Cross-conditional dependence in random walk models

Hi,

I have programmed two 1st-order random walk models that, in principle, should be equivalent but I obtain different results. The first model corresponds to a full-conditional formulation of a Poisson time series where each element of the series is conditioned to the rest of the series (both “past” and “future”), the second model corresponds to the traditional formulation of random walk time series where each observation is conditioned just on its past.

Specifically, the first of the models is:

data {
  int<lower=0> N;
  array[N] int<lower=0> y; 
}
parameters {
  real beta; 
  real<lower=0> sigma_phi; 
  vector[N] phi; 
}
model {
  y ~ poisson_log(beta + phi * sigma_phi);
  
  phi[1] ~ normal(phi[2],1);
  phi[2:(N-1)] ~ normal((phi[1:(N-2)]+phi[3:N])/2, 2^(-0.5));
  phi[N] ~ normal(phi[N-1],1);

  mean(phi) ~ normal(0, 0.001); 
}
generated quantities {
  vector[N] mu = exp(beta + phi * sigma_phi);
}

and the second

data {
  int<lower=0> N;
  array[N] int<lower=0> y; 
}
parameters {
  real beta; 
  real<lower=0> sigma_phi; 
  vector[N] phi; 
}
model {
  y ~ poisson_log(beta + phi * sigma_phi);
  
  for(i in 2:N){
    phi[i] ~ normal(phi[i-1], 1);
  }
  mean(phi) ~ normal(0, 0.001); 
}
generated quantities {
  vector[N] mu = exp(beta + phi * sigma_phi);
}

I have used improper flat prior distributions for beta, phi[1] (in the second model) and sigma_phi (on the positive real line). I have called these two models (“RW_fullcond.stan” and “RW_past.stan”) from R by doing

# Call to the full conditional model
data = list(N=length(y), y=y)
set.seed(123)
fit.RW.fullcond <- stan(file = "RW_fullcond.stan", data = data, chains = 3, iter = 5000)

# Call to the model conditioning on the past
set.seed(1)
fit.RW.past <- stan(file = "RW_past.stan", data = data, chains = 3, iter = 5000)

where I obtain the following summary statistics for sigma_phi:

summary(fit.RW.fullcond)$summary["sigma_phi",]
#    mean  se_mean       sd     ...
# 0.04345  0.00324  0.01735     ...
summary(fit.RW.past)$summary["sigma_phi",]
#    mean  se_mean       sd   ...
# 3.70e-01 3.15e-03 9.16e-02  ...

corresponding differences were also observed for phi, even for mu.
What are these differences due to?
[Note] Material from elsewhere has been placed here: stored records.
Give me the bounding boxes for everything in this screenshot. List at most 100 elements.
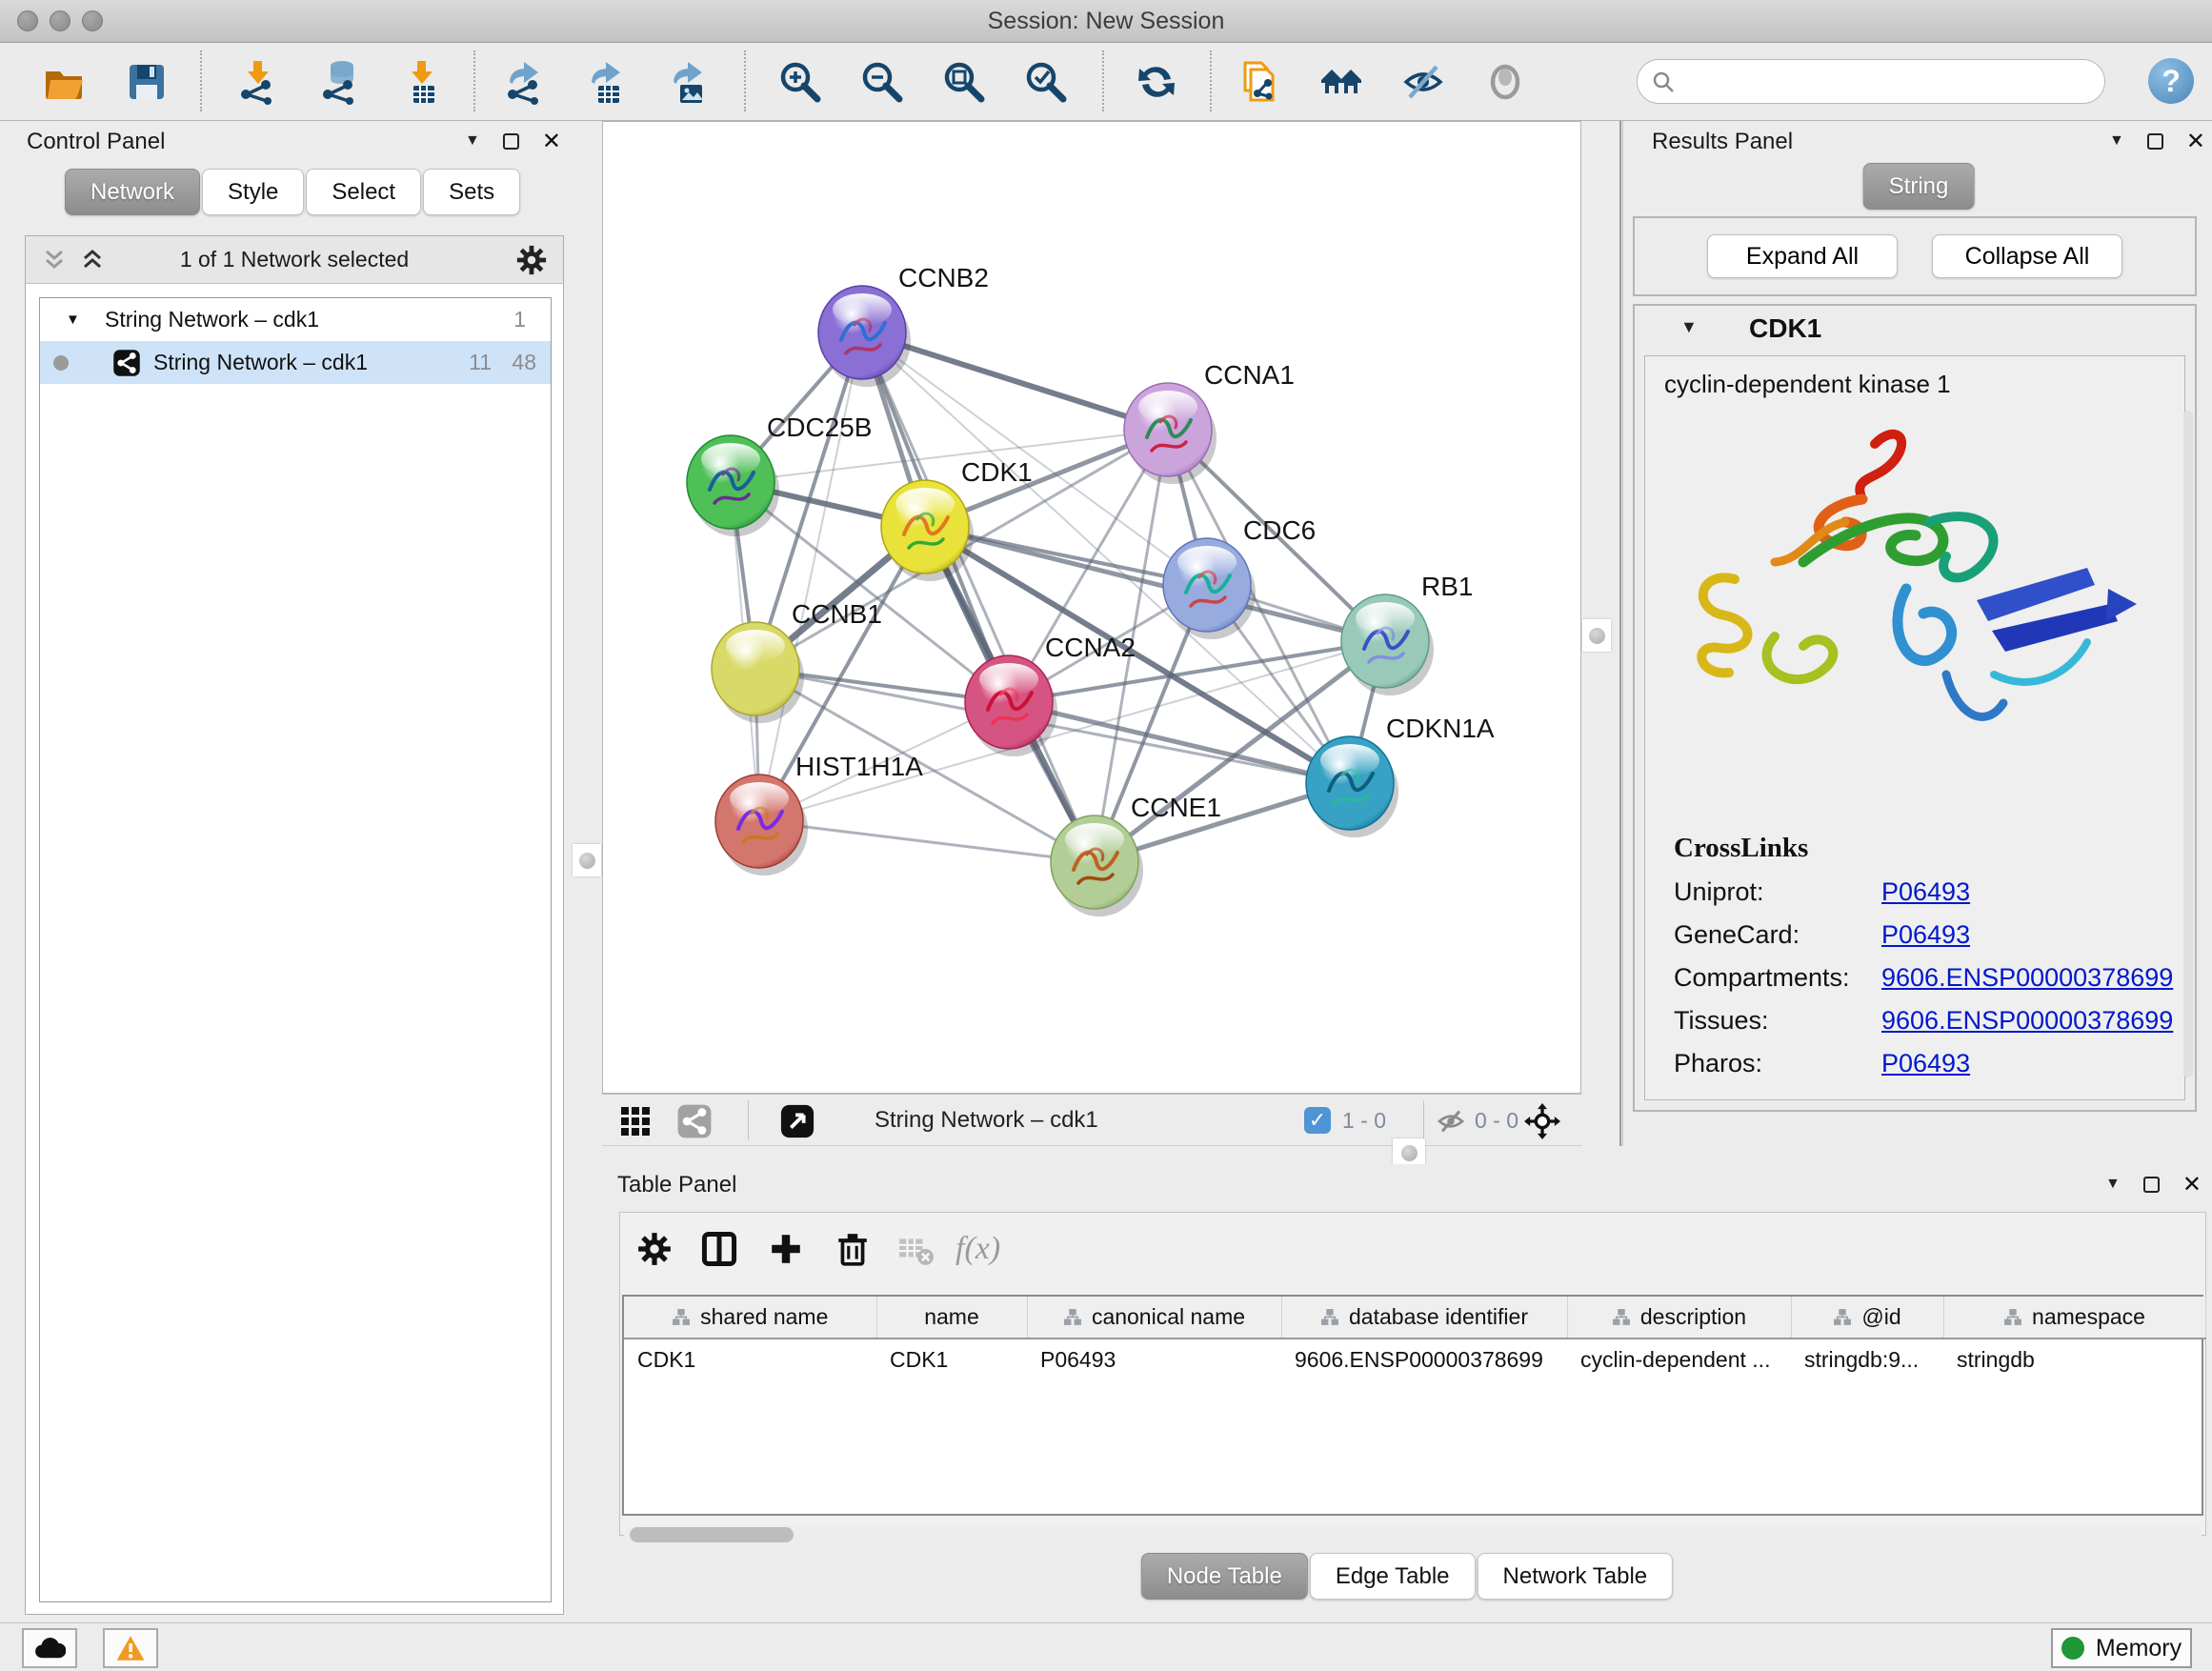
network-options-gear-icon[interactable] <box>515 244 548 276</box>
column-header-description[interactable]: description <box>1567 1297 1791 1339</box>
node-label-CCNB1: CCNB1 <box>792 599 882 629</box>
panel-float-icon[interactable]: ▼ <box>2105 1176 2121 1193</box>
import-network-file-button[interactable] <box>235 58 281 106</box>
expand-all-button[interactable]: Expand All <box>1707 234 1898 278</box>
network-node-CDK1[interactable] <box>881 480 974 581</box>
hide-selected-button[interactable] <box>1400 58 1446 106</box>
vertical-splitter[interactable] <box>1619 121 1623 1146</box>
grid-view-icon[interactable] <box>617 1103 654 1139</box>
vertical-splitter-handle[interactable] <box>573 844 601 876</box>
search-input[interactable] <box>1676 69 2104 95</box>
panel-maximize-icon[interactable] <box>503 133 519 150</box>
column-header-database-identifier[interactable]: database identifier <box>1281 1297 1567 1339</box>
tab-select[interactable]: Select <box>306 169 421 215</box>
tab-sets[interactable]: Sets <box>423 169 520 215</box>
create-column-plus-icon[interactable] <box>765 1228 807 1270</box>
network-icon <box>112 349 141 377</box>
toolbar-group <box>1237 58 1528 106</box>
tab-style[interactable]: Style <box>202 169 304 215</box>
crosslink-link[interactable]: P06493 <box>1881 1049 1970 1078</box>
network-node-CCNA1[interactable] <box>1124 383 1217 484</box>
import-network-database-button[interactable] <box>317 58 363 106</box>
panel-maximize-icon[interactable] <box>2143 1177 2160 1193</box>
column-header-shared-name[interactable]: shared name <box>624 1297 876 1339</box>
export-table-button[interactable] <box>584 58 630 106</box>
help-button[interactable]: ? <box>2148 58 2194 104</box>
panel-maximize-icon[interactable] <box>2147 133 2163 150</box>
table-box: f(x) shared namenamecanonical namedataba… <box>619 1212 2206 1536</box>
memory-button[interactable]: Memory <box>2051 1628 2192 1668</box>
vertical-splitter-handle[interactable] <box>1582 619 1611 652</box>
network-list: ▼ String Network – cdk1 1 String Network… <box>39 297 552 1602</box>
panel-float-icon[interactable]: ▼ <box>2109 132 2124 150</box>
refresh-view-button[interactable] <box>1134 58 1179 106</box>
column-header-name[interactable]: name <box>876 1297 1027 1339</box>
tab-edge-table[interactable]: Edge Table <box>1310 1553 1476 1600</box>
column-header-namespace[interactable]: namespace <box>1943 1297 2205 1339</box>
table-row[interactable]: CDK1CDK1P064939606.ENSP00000378699cyclin… <box>624 1339 2205 1380</box>
hidden-eye-icon[interactable] <box>1433 1103 1469 1139</box>
show-columns-icon[interactable] <box>698 1228 740 1270</box>
network-node-CCNB2[interactable] <box>818 286 911 387</box>
panel-close-icon[interactable]: ✕ <box>2186 133 2205 150</box>
open-file-button[interactable] <box>42 58 88 106</box>
cloud-status-button[interactable] <box>22 1628 77 1668</box>
column-header--id[interactable]: @id <box>1791 1297 1943 1339</box>
selected-nodes-checkbox-icon[interactable]: ✓ <box>1304 1107 1331 1134</box>
tab-string[interactable]: String <box>1863 163 1975 210</box>
zoom-in-button[interactable] <box>777 58 823 106</box>
import-table-file-button[interactable] <box>399 58 445 106</box>
network-collection-row[interactable]: ▼ String Network – cdk1 1 <box>40 298 551 341</box>
control-panel-title: Control Panel <box>27 129 165 155</box>
crosslink-link[interactable]: 9606.ENSP00000378699 <box>1881 963 2173 993</box>
tree-expand-icon[interactable]: ▼ <box>66 312 80 328</box>
crosslink-link[interactable]: P06493 <box>1881 877 1970 907</box>
delete-column-trash-icon[interactable] <box>832 1228 874 1270</box>
network-node-CCNE1[interactable] <box>1051 815 1143 916</box>
crosslink-link[interactable]: 9606.ENSP00000378699 <box>1881 1006 2173 1036</box>
panel-float-icon[interactable]: ▼ <box>465 132 480 150</box>
control-panel-tabs: NetworkStyleSelectSets <box>65 169 520 215</box>
tab-node-table[interactable]: Node Table <box>1141 1553 1308 1600</box>
tab-network[interactable]: Network <box>65 169 200 215</box>
zoom-fit-button[interactable] <box>941 58 987 106</box>
column-header-canonical-name[interactable]: canonical name <box>1027 1297 1281 1339</box>
search-icon <box>1651 70 1676 94</box>
section-collapse-icon[interactable]: ▼ <box>1680 317 1698 337</box>
network-node-CCNA2[interactable] <box>965 655 1057 756</box>
network-row-selected[interactable]: String Network – cdk1 11 48 <box>40 341 551 384</box>
scrollbar-thumb[interactable] <box>630 1527 794 1542</box>
table-options-gear-icon[interactable] <box>633 1228 675 1270</box>
fit-selected-crosshair-icon[interactable] <box>1524 1103 1560 1139</box>
horizontal-splitter-handle[interactable] <box>1393 1138 1425 1167</box>
crosslink-link[interactable]: P06493 <box>1881 920 1970 950</box>
panel-close-icon[interactable]: ✕ <box>2182 1177 2202 1193</box>
save-session-button[interactable] <box>124 58 170 106</box>
tab-network-table[interactable]: Network Table <box>1478 1553 1674 1600</box>
collapse-all-button[interactable]: Collapse All <box>1932 234 2122 278</box>
title-bar: Session: New Session <box>0 0 2212 43</box>
network-node-RB1[interactable] <box>1341 594 1434 695</box>
first-neighbors-button[interactable] <box>1318 58 1364 106</box>
show-graphics-details-button[interactable] <box>1482 58 1528 106</box>
zoom-out-button[interactable] <box>859 58 905 106</box>
network-node-CDC25B[interactable] <box>687 435 779 536</box>
birdseye-view-icon[interactable] <box>779 1103 815 1139</box>
export-image-button[interactable] <box>666 58 712 106</box>
zoom-selected-button[interactable] <box>1023 58 1069 106</box>
node-label-CCNE1: CCNE1 <box>1131 793 1221 822</box>
network-snapshot-button[interactable] <box>1237 58 1282 106</box>
network-canvas[interactable]: CCNB2 CCNA1 CDC25B CDK1 CDC6 RB1 CCNB1 C… <box>602 121 1581 1094</box>
horizontal-splitter[interactable] <box>602 1146 2212 1164</box>
network-node-HIST1H1A[interactable] <box>715 775 808 876</box>
gene-section-header[interactable]: ▼ CDK1 <box>1635 306 2195 352</box>
splitter-dot-icon <box>1589 628 1605 644</box>
warnings-button[interactable] <box>103 1628 158 1668</box>
network-node-CDKN1A[interactable] <box>1306 736 1398 837</box>
save-session-icon <box>124 59 170 105</box>
export-network-button[interactable] <box>502 58 548 106</box>
show-graphics-details-icon <box>1482 59 1528 105</box>
network-share-icon[interactable] <box>676 1103 713 1139</box>
results-scrollbar[interactable] <box>2183 411 2193 1077</box>
panel-close-icon[interactable]: ✕ <box>542 133 561 150</box>
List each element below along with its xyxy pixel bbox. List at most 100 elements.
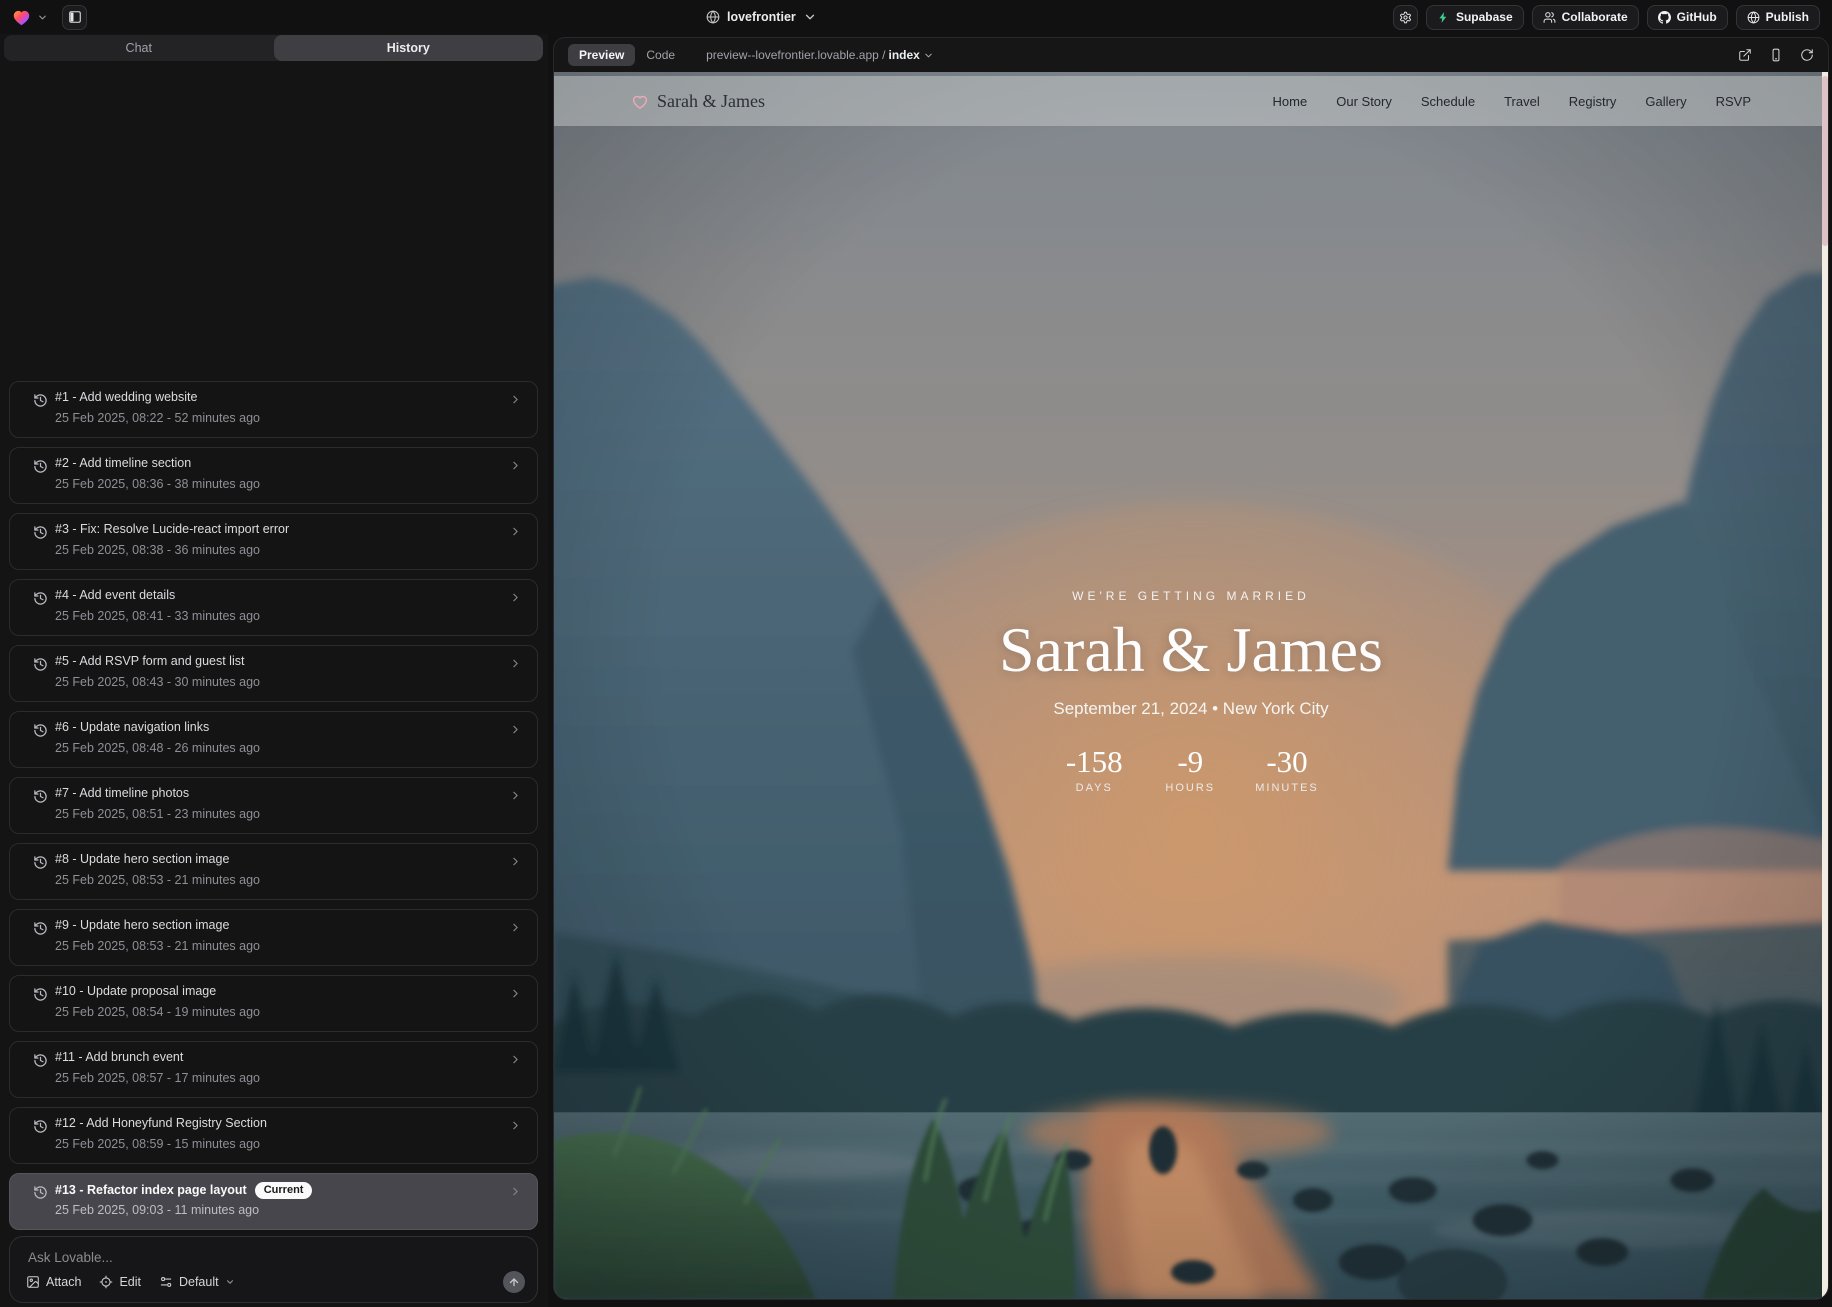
countdown-hours: -9 HOURS: [1159, 746, 1221, 794]
countdown-minutes: -30MINUTES: [1255, 746, 1319, 794]
site-header: Sarah & James Home Our Story Schedule Trave…: [554, 76, 1828, 126]
refresh-icon[interactable]: [1800, 48, 1814, 62]
history-item[interactable]: #11 - Add brunch event25 Feb 2025, 08:57…: [9, 1041, 538, 1098]
github-button[interactable]: GitHub: [1647, 5, 1728, 30]
countdown-value: -9: [1159, 746, 1221, 777]
history-item[interactable]: #2 - Add timeline section25 Feb 2025, 08…: [9, 447, 538, 504]
history-item-date: 25 Feb 2025, 08:36 - 38 minutes ago: [55, 477, 260, 491]
tab-code[interactable]: Code: [635, 44, 686, 66]
nav-link-our-story[interactable]: Our Story: [1336, 94, 1392, 109]
nav-link-rsvp[interactable]: RSVP: [1716, 94, 1751, 109]
send-button[interactable]: [503, 1271, 525, 1293]
history-icon: [33, 1119, 48, 1134]
nav-link-travel[interactable]: Travel: [1504, 94, 1540, 109]
history-item[interactable]: #4 - Add event details 25 Feb 2025, 08:41…: [9, 579, 538, 636]
history-item-title: #1 - Add wedding website: [55, 390, 197, 404]
history-icon: [33, 393, 48, 408]
preview-panel: Preview Code preview--lovefrontier.lovab…: [553, 37, 1829, 1300]
history-icon: [33, 1185, 48, 1200]
history-item-date: 25 Feb 2025, 08:38 - 36 minutes ago: [55, 543, 260, 557]
countdown-label: HOURS: [1159, 782, 1221, 794]
lovable-logo-icon[interactable]: [12, 9, 31, 26]
history-icon: [33, 1053, 48, 1068]
history-item[interactable]: #13 - Refactor index page layoutCurrent2…: [9, 1173, 538, 1230]
prompt-actions: Attach Edit Default: [26, 1272, 525, 1292]
edit-select-button[interactable]: Edit: [99, 1275, 141, 1289]
countdown: -158DAYS -9 HOURS -30MINUTES: [554, 746, 1828, 794]
ask-input[interactable]: Ask Lovable...: [28, 1250, 113, 1265]
project-chevron-down-icon: [803, 10, 817, 24]
current-badge: Current: [255, 1182, 313, 1199]
history-item[interactable]: #1 - Add wedding website 25 Feb 2025, 08:…: [9, 381, 538, 438]
panel-left-icon: [68, 10, 82, 24]
countdown-label: DAYS: [1063, 782, 1125, 794]
history-item[interactable]: #8 - Update hero section image25 Feb 202…: [9, 843, 538, 900]
hero-date-location: September 21, 2024 • New York City: [554, 699, 1828, 719]
history-item[interactable]: #3 - Fix: Resolve Lucide-react import er…: [9, 513, 538, 570]
publish-button[interactable]: Publish: [1736, 5, 1820, 30]
nav-link-gallery[interactable]: Gallery: [1645, 94, 1686, 109]
chevron-right-icon: [509, 393, 522, 406]
site-logo[interactable]: Sarah & James: [631, 91, 765, 112]
supabase-button[interactable]: Supabase: [1426, 5, 1524, 30]
site-nav: Home Our Story Schedule Travel Registry Galle…: [1273, 94, 1751, 109]
url-page: index: [889, 48, 920, 62]
history-list: #1 - Add wedding website 25 Feb 2025, 08:…: [9, 381, 538, 1230]
site-scrollbar[interactable]: [1822, 72, 1828, 1299]
preview-toolbar: Preview Code preview--lovefrontier.lovab…: [554, 38, 1828, 72]
mode-label: Default: [179, 1275, 219, 1289]
history-item-title: #4 - Add event details: [55, 588, 175, 602]
history-item-title: #5 - Add RSVP form and guest list: [55, 654, 244, 668]
mode-chevron-down-icon: [225, 1277, 235, 1287]
tab-chat[interactable]: Chat: [4, 35, 274, 61]
countdown-label: MINUTES: [1255, 782, 1319, 794]
hero-tagline: WE'RE GETTING MARRIED: [554, 589, 1828, 603]
chevron-right-icon: [509, 591, 522, 604]
crosshair-icon: [99, 1275, 113, 1289]
attach-button[interactable]: Attach: [26, 1275, 81, 1289]
tab-preview[interactable]: Preview: [568, 44, 635, 66]
history-item[interactable]: #12 - Add Honeyfund Registry Section25 F…: [9, 1107, 538, 1164]
chevron-right-icon: [509, 1185, 522, 1198]
history-item-date: 25 Feb 2025, 08:22 - 52 minutes ago: [55, 411, 260, 425]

Does Stan maybe missunderstand the cyclic conditional relationships of the full conditional model? Should I avoid model formulations of that kind in Stan (JAGS and Nimble do not allow them)? Is this documented anywhere?

Thanks in advance.

I don’t think those models are equivalent. They condition on very different things. To be the same in Stan, the density p(\beta, \sigma_\phi, \phi | y, N) needs to be the same in both models (up to a constant factor that doesn’t depend on the parameters).

Maybe it’ll help to understand what Stan does. It’s not trying to understand anything. It literally treats every distribution statement (with ~) and target += statement as incrementing the underlying log density. Then it uses automatic differentiation on that target to sample. So if two Stan programs produce different answers, it’s because they define different log density functions. In order for two Stan programs to produce the same answer, the log density function needs to be the same up to a constant so that the derivatives are the same.

Stan’s using a scale-based normal distribution, so 2^-0.5 induces a sale of 1/sqrt(2).

Also, you can write

for(i in 2:N) {
  phi[i] ~ normal(phi[i-1], 1);
}

as

phi[2:] ~ normal(phi[:N], 1);

I also think it’d be clearer if you just wrote

phi[2:] ~ normal(phi[:N], sigma_phi);

rather than multiplying through by sigma_phi in the linear predictor for y. You can then declare phi as

vector<multiplier=sigma_phi> phi;

to produce the non-centered parameterization.